Custom activation functions AND derivative for Ker

2019-08-01 12:31发布

问题:

I would like to experiment with some activation functions that do not have a classical derivative (i.e. derivative contains Dirac pulses, not very useful for gradient descent type of learning). Therefore I need to define and add to the set of activation functions for Keras and/or TFLearn. And not just a new activation function but also its defined-by-me derivative. Creating a "fake" derivative has already been used in binarized neural networks. So, I found this and I parroted it to define my own:

import numpy as np
import tensorflow as tf
from tensorflow.python.framework import ops

def nsign(x):
    if x<0.0:
        return -1.0
    else:
        return 1.0

np_nsign = np.vectorize(nsign)

def d_nsign(x):
    if x>-1.0 and x<1.0:
        return 1.0
    else:
        return 0.0

np_d_nsign = np.vectorize(d_nsign)

np_d_nsign_32 = lambda x: np_d_nsign(x).astype(np.float32)


def tf_d_nsign(x,name=None):
    with ops.op_scope([x], name, "d_nsign") as name:
        y = tf.py_func(np_d_nsign_32,
                        [x],
                        [tf.float32],
                        name=name,
                        stateful=False)
        return y[0]

def py_func(func, inp, Tout, stateful=True, name=None, grad=None):

    # Need to generate a unique name to avoid duplicates:
    rnd_name = 'PyFuncGrad' + str(np.random.randint(0, 1E+8))

    tf.RegisterGradient(rnd_name)(grad)  # see _MySquareGrad for grad example
    g = tf.get_default_graph()
    with g.gradient_override_map({"PyFunc": rnd_name}):
        return tf.py_func(func, inp, Tout, stateful=stateful, name=name)

def nsigngrad(op, grad):
    x = op.inputs[0]

    n_gr = tf_d_nsign(x)
    return grad * n_gr

np_nsign_32 = lambda x: np_nsign(x).astype(np.float32)

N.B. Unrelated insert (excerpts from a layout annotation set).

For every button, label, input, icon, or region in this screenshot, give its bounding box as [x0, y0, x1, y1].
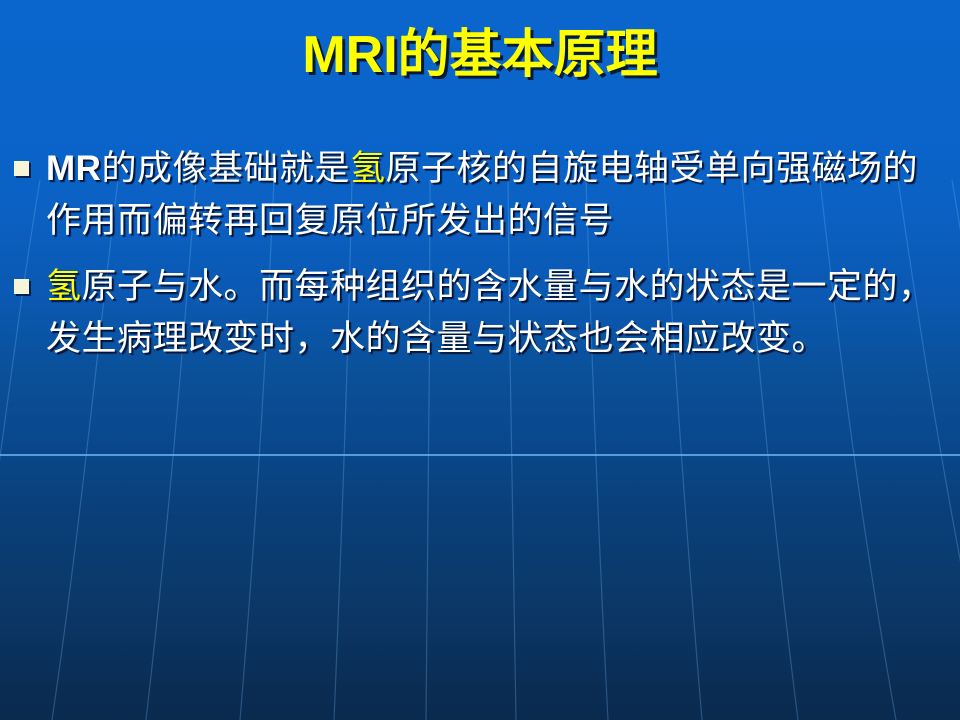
bullet-1-seg-2: 氢 — [350, 149, 386, 189]
bullet-2-seg-0: 氢 — [46, 267, 82, 307]
presentation-slide: MRI的基本原理 MR的成像基础就是氢原子核的自旋电轴受单向强磁场的作用而偏转再… — [0, 0, 960, 720]
square-bullet-icon — [14, 161, 29, 176]
bullet-text-2: 氢原子与水。而每种组织的含水量与水的状态是一定的，发生病理改变时，水的含量与状态… — [46, 261, 952, 365]
slide-title: MRI的基本原理 — [0, 26, 960, 86]
bullet-1-seg-1: 的成像基础就是 — [101, 149, 350, 189]
bullet-text-1: MR的成像基础就是氢原子核的自旋电轴受单向强磁场的作用而偏转再回复原位所发出的信… — [46, 143, 952, 247]
square-bullet-icon — [14, 279, 29, 294]
bullet-1-seg-0: MR — [46, 149, 101, 188]
list-item: 氢原子与水。而每种组织的含水量与水的状态是一定的，发生病理改变时，水的含量与状态… — [8, 261, 952, 365]
bullet-2-seg-1: 原子与水。而每种组织的含水量与水的状态是一定的，发生病理改变时，水的含量与状态也… — [46, 267, 934, 359]
slide-body: MR的成像基础就是氢原子核的自旋电轴受单向强磁场的作用而偏转再回复原位所发出的信… — [8, 143, 952, 379]
list-item: MR的成像基础就是氢原子核的自旋电轴受单向强磁场的作用而偏转再回复原位所发出的信… — [8, 143, 952, 247]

def tf_nsign(x, name=None):
    with ops.op_scope([x], name, "nsign") as name:
        y = py_func(np_nsign_32,
                        [x],
                        [tf.float32],
                        name=name,
                        grad=nsigngrad)  # <-- here's the call to the gradient
        return y[0]

with tf.Session() as sess:

    x = tf.constant([-0.2,0.7,1.2,-1.7])
    y = tf_nsign(x)
    tf.initialize_all_variables().run()

    print(x.eval(), y.eval(), tf.gradients(y, [x])[0].eval())

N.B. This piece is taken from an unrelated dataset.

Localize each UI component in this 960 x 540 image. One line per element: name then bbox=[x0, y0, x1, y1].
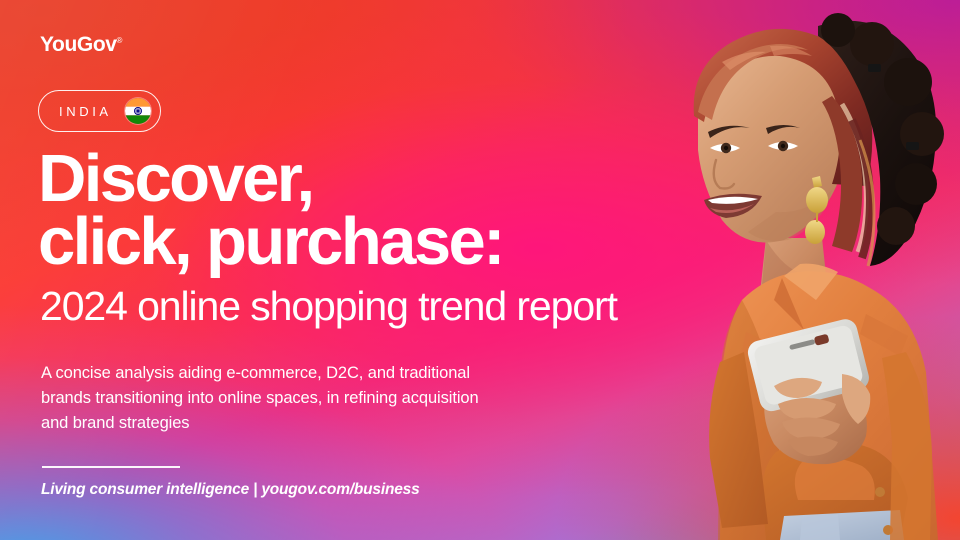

That worked, apart from TF mumbling about tf.op_scope being deprecated. Next step was to take the code above into Keras for something simple like the cifar10 demo code and change all the relus to n_sign, like this:

model.add(Activation(n_sign))

Unfortunately, that resulted in the following error :

Traceback (most recent call last):
  File "cifar10_bin_tf.py", line 96, in <module>
    model.add(Convolution2D(32, 3, 3))
  File "/home/enzo/anaconda2/envs/neural/lib/python2.7/site-packages/keras/models.py", line 324, in add
    output_tensor = layer(self.outputs[0])
  File "/home/enzo/anaconda2/envs/neural/lib/python2.7/site-packages/keras/engine/topology.py", line 474, in __call__
    self.assert_input_compatibility(x)
  File "/home/enzo/anaconda2/envs/neural/lib/python2.7/site-packages/keras/engine/topology.py", line 415, in assert_input_compatibility
    str(K.ndim(x)))
Exception: Input 0 is incompatible with layer convolution2d_2: expected ndim=4, found ndim=None

ndim sounds like "number of dimensions" which is inexplicable for what should be a scalar function. Found this other trick for TH, but once adapted, it causes a very similar error (complaint about ndim again).

Questions : 1) Can you suggest a fix for the above ?

2) Can you suggest another simple way to do what I want in something high level like Keras or TFLearn ?

3) Will the code above work in TFLearn ?

4) Will the code above work if I convert the cifar10 directly to TF and use it there ?

Obviously I'd like to avoid 4) as it means more struggling and conversions.

Thank you very much in advance.